Шагает важно, медленно. Ледышки глаз поверх голов скользят.

Ишь ты, как себя несёт!

Как на продажу!.. Сурьёзный дяденька.

Такому палец в рот не клади.

Да и в задницу тоже.

Мужики засмеялись. Невесело вышло, натужно.

А зачем он пожаловал? Царь как будто раздумал казнить.

А ты разве не знаешь, кум? Царь палача позвал карандаши чинить.

А может, язычок тебе окоротить?

На какое-то время в толпе стало тихо. И надо же такому приключиться: над головами, перелистывая воздух, пролетел брюхатый баклан – морской ворон; хвостом задёргал, опорожняясь…

Топтар Обездаглаевич содрогнулся, голову в плечи втянул и так наморщился, будто кислым кулаком получил по морде.

Кто был поближе и увидел – захохотали, заглушая волны и стаю чаек, стонущих вдали.

Не поднимая головы, палач погнал зрачки под брови и скуксился ещё сильнее.
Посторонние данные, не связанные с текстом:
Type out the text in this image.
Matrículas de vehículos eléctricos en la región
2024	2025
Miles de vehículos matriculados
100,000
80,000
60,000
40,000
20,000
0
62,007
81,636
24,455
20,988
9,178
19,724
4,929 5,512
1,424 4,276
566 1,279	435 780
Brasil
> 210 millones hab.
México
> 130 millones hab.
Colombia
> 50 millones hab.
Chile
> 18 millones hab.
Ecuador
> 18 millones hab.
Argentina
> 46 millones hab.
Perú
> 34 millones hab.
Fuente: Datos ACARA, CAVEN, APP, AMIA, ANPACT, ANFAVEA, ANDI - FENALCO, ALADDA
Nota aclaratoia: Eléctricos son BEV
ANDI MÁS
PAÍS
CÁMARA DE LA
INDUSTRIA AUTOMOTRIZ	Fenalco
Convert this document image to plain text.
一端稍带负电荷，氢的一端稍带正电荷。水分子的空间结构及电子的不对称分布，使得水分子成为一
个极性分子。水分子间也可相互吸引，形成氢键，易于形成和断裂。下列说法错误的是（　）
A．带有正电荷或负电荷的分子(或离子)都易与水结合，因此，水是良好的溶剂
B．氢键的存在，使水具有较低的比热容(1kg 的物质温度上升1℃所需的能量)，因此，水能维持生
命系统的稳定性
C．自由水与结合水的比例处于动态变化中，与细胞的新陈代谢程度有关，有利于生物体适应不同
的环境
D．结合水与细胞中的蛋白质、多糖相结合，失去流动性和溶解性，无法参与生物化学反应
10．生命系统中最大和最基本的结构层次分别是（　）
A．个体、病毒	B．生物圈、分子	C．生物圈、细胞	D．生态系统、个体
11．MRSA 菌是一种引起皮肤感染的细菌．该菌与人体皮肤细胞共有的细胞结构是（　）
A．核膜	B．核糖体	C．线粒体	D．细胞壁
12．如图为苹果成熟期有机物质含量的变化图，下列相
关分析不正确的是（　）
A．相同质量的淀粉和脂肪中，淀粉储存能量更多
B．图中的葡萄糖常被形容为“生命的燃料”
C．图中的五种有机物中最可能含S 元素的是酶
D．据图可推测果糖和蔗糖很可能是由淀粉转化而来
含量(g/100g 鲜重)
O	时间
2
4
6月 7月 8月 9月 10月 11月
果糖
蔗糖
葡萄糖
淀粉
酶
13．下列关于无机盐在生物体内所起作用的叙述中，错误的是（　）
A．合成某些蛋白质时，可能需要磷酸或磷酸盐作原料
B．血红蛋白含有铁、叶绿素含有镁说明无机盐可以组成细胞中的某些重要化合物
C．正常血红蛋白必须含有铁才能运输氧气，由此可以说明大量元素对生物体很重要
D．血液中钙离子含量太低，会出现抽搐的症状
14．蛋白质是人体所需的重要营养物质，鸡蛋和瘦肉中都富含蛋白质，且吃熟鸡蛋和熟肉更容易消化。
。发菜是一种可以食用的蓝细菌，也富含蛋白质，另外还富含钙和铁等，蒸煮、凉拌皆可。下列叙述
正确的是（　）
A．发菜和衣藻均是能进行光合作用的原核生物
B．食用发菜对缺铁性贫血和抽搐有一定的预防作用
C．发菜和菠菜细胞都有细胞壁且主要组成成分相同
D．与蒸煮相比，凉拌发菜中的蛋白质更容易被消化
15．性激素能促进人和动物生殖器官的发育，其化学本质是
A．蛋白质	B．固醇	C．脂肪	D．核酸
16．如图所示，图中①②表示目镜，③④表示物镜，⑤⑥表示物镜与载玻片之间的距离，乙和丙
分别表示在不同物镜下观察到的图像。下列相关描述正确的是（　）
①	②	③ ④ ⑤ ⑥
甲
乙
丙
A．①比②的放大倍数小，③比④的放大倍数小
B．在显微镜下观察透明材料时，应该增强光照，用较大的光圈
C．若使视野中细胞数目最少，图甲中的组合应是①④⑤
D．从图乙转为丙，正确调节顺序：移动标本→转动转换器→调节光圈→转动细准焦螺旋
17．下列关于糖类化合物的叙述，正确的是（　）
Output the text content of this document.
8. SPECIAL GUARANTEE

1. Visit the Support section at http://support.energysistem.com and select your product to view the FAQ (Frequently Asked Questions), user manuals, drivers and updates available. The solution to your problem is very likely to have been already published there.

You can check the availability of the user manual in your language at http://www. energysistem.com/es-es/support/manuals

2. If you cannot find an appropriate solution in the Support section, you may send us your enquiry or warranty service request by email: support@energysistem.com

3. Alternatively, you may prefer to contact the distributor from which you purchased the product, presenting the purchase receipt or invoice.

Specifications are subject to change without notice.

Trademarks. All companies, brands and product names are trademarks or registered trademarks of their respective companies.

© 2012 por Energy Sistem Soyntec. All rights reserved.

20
Руку сунул в карман – за платком.

Оглашенный Устя оказался неподалеку. Поинтересовался в недоумении:

Сынки, а что вы ржете жеребцами?

Баклан, баклан, дедуля… Ха-ха-ха…

А что – баклан?

Кучу добра набакланил на башку дурохамца. С высоты, как говорится, птичьего помёта!

Устя Оглашенный заюродствовал:

– Ай, как нехорошо встречаем гостя! Обос…

Толпа единой глоткой выдохнула хохот; на ближайшей мачте галиона опущенный парус ударил крылом, и забрехали собаки во дворах, уступами уходящих в гору.

2

И тут раздался выстрел, покрывающий всеобщее веселье.

Люди затихли и замерли, широко раззявив хохотальники.

Баклан споткнулся на меткой пуле и, теряя светлое перо, тяжело спикировал на береговой песок. Запахло дымным порохом; ветер смял синеватое облачко и протащил над причалом.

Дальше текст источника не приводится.